De Both Anneleen, De Man Marc, Troisi Roberto, Van Vlierberghe Hans, Hoorens Anne, Geboes Karen
Department of Gastroenterology and Digestive Oncology, Ghent University Hospital, 9000 Ghent, Belgium.
Department of General, Hepato-Biliary and Liver Transplantation Surgery, Ghent University Hospital, 9000 Ghent, Belgium.
Oncol Lett. 2017 Jul;14(1):547-552. doi: 10.3892/ol.2017.6242. Epub 2017 May 24.
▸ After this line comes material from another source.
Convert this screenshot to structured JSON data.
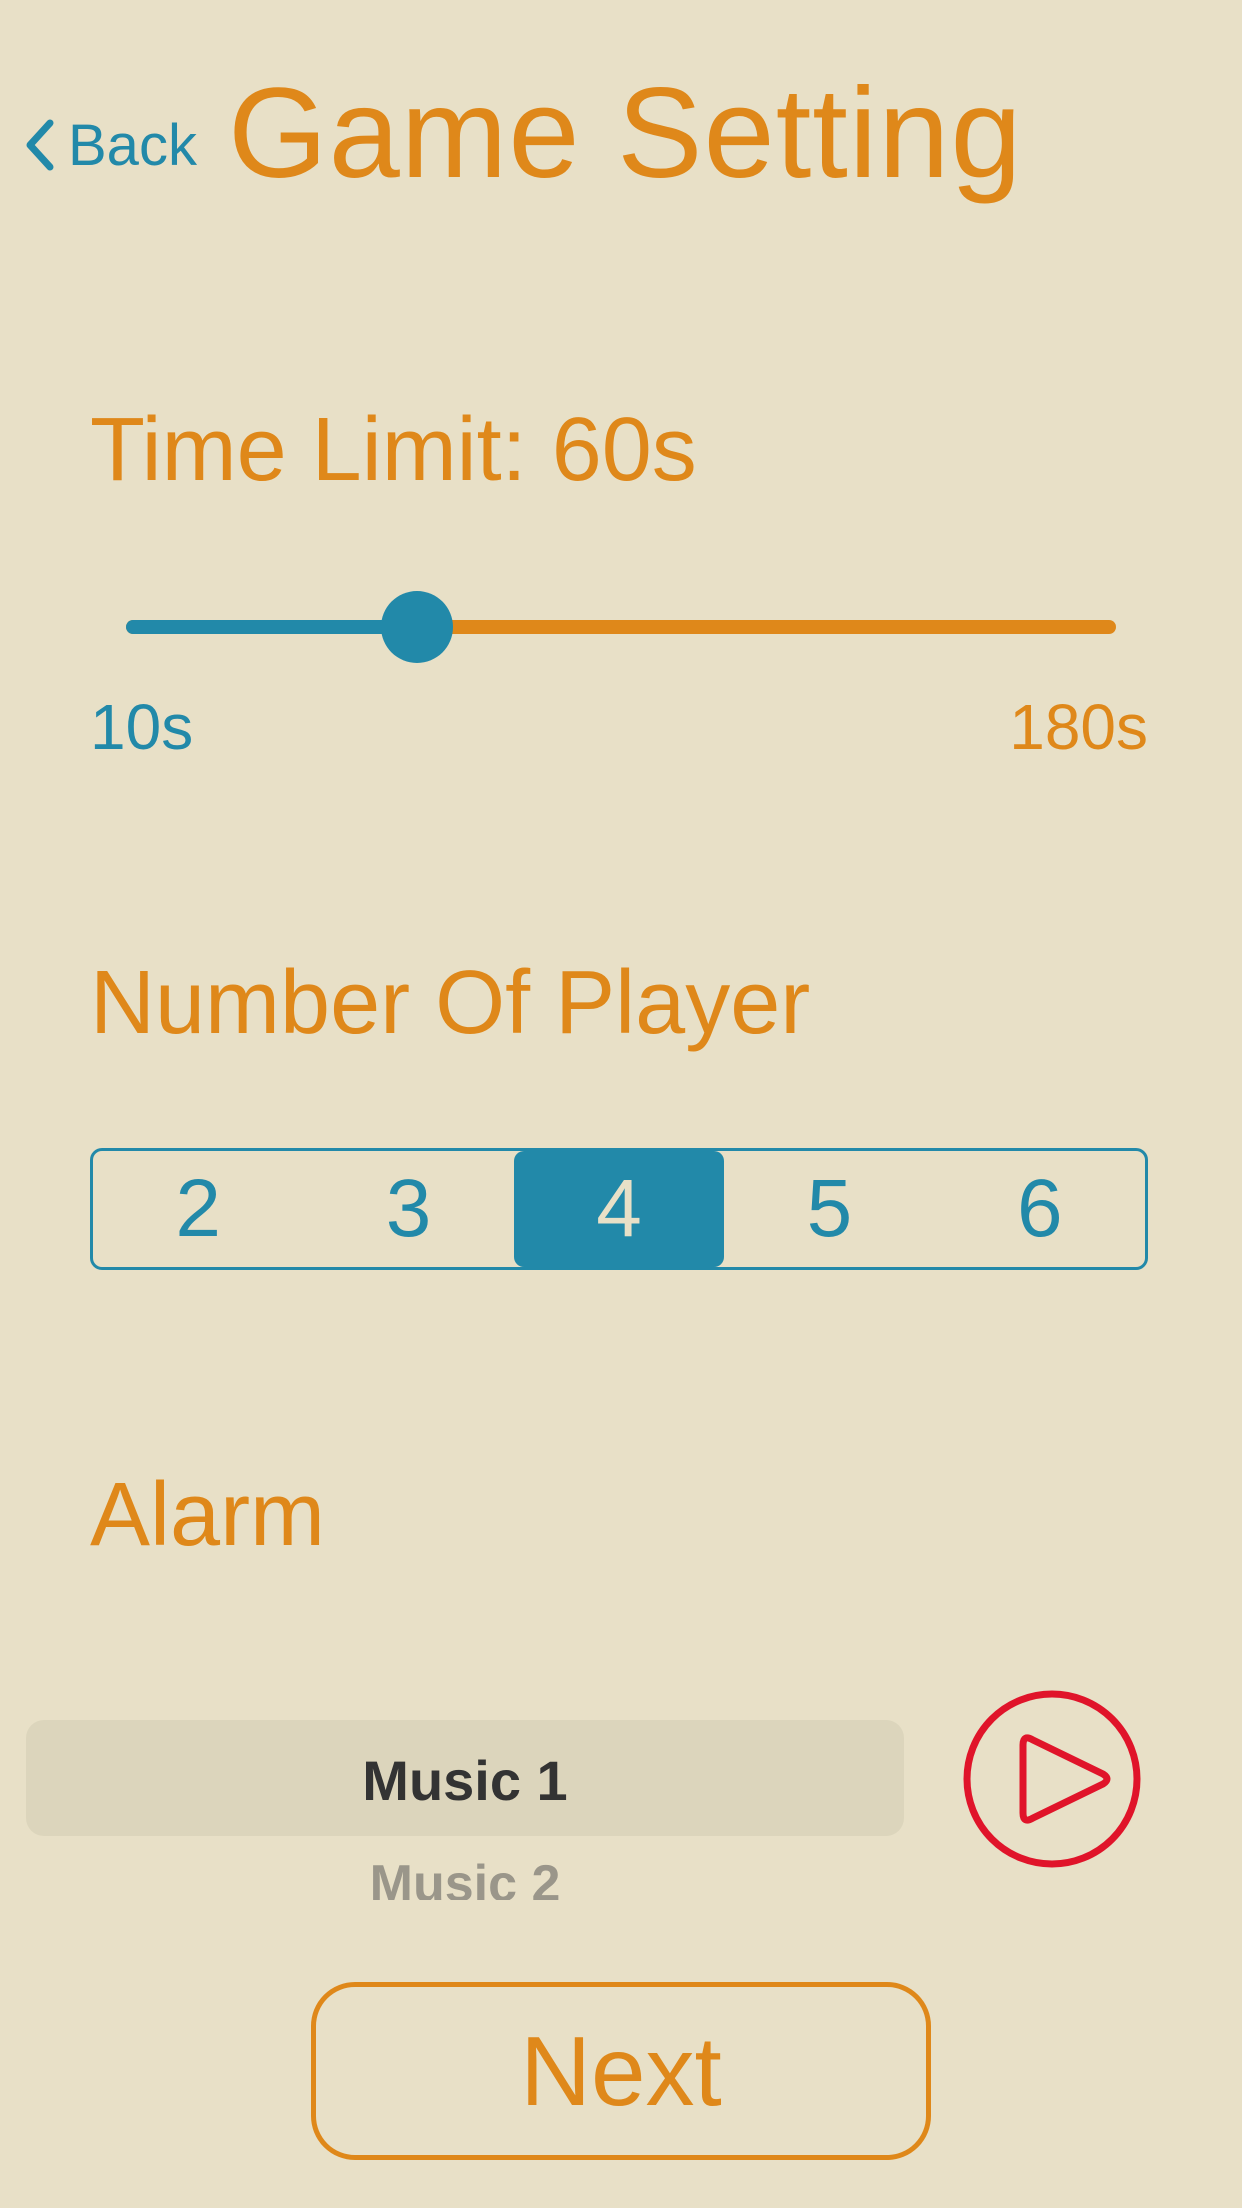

The case of a 35-year old female patient with a diagnosis of metastatic mixed acinar-endocrine carcinoma (MAEC) is investigated in the present study. The patient was believed to have a well-differentiated neuroendocrine tumor (NET) with a high Ki-67 index and uptake on Gallium-DOTATOC positron emission tomography-computed tomography for 9 years, and was treated accordingly. The patient had long lasting disease control by treatment with sunitinib, and a response was observed in numerous lesions with peptide receptor radionuclide therapy (PRRT). Following treatment for metastatic disease for >4 years, liver transplantation was performed, as an exception to normal recommendations, at the time of progression of a centrally located liver lesion inducing obstructive jaundice. Following transplantation, the diagnosis of a Grade 3 NET, as defined by the WHO 2010 classification, was challenged and changed to MAEC. MAEC is a rare type of tumor of the pancreas, exhibiting endocrine and acinar differentiation. It is difficult to diagnose, often being misidentified as acinar cell carcinoma or predominantly as neuroendocrine neoplasms. Immunohistochemical labelling provides the only evidence for the dual differentiation of neuroendocrine (synaptophysin and chromogranin) and acinar (lipase, trypsin and chymotrypsin) cell markers. Studies investigating MAECs with a clear histopathological diagnosis are scarce, in addition to evidence of disease behaviour and treatment options. It is generally agreed that surgery is the primary treatment in patients with resectable tumors. The responses to sunitinib and PRRT suggested that treatments considered or developed for NETs may be beneficial in MAEC cases.
本研究对一名35岁诊断为转移性混合性腺泡-内分泌癌(MAEC)的女性患者的病例进行了调查。该患者被认为患有高Ki-67指数的高分化神经内分泌肿瘤(NET),且在镓- DOTATOC正电子发射断层扫描-计算机断层扫描上有摄取,持续9年,并据此进行了治疗。患者通过舒尼替尼治疗实现了长期疾病控制,并且在肽受体放射性核素治疗(PRRT)中观察到许多病灶有反应。在转移性疾病治疗超过4年后,由于中央肝脏病变进展导致梗阻性黄疸,作为正常建议的例外情况,进行了肝移植。移植后,根据世界卫生组织(WHO)2010年分类定义的3级NET诊断受到质疑,并改为MAEC。MAEC是一种罕见的胰腺肿瘤类型,表现出内分泌和腺泡分化。其诊断困难,常被误诊为腺泡细胞癌或主要误诊为神经内分泌肿瘤。免疫组织化学标记是神经内分泌(突触素和嗜铬粒蛋白)和腺泡(脂肪酶、胰蛋白酶和糜蛋白酶)细胞标志物双重分化的唯一证据。除了疾病行为和治疗选择的证据外,对具有明确组织病理学诊断的MAEC进行研究的报道很少。一般认为,手术是可切除肿瘤患者的主要治疗方法。对舒尼替尼和PRRT的反应表明,针对NETs考虑或开发的治疗方法可能对MAEC病例有益。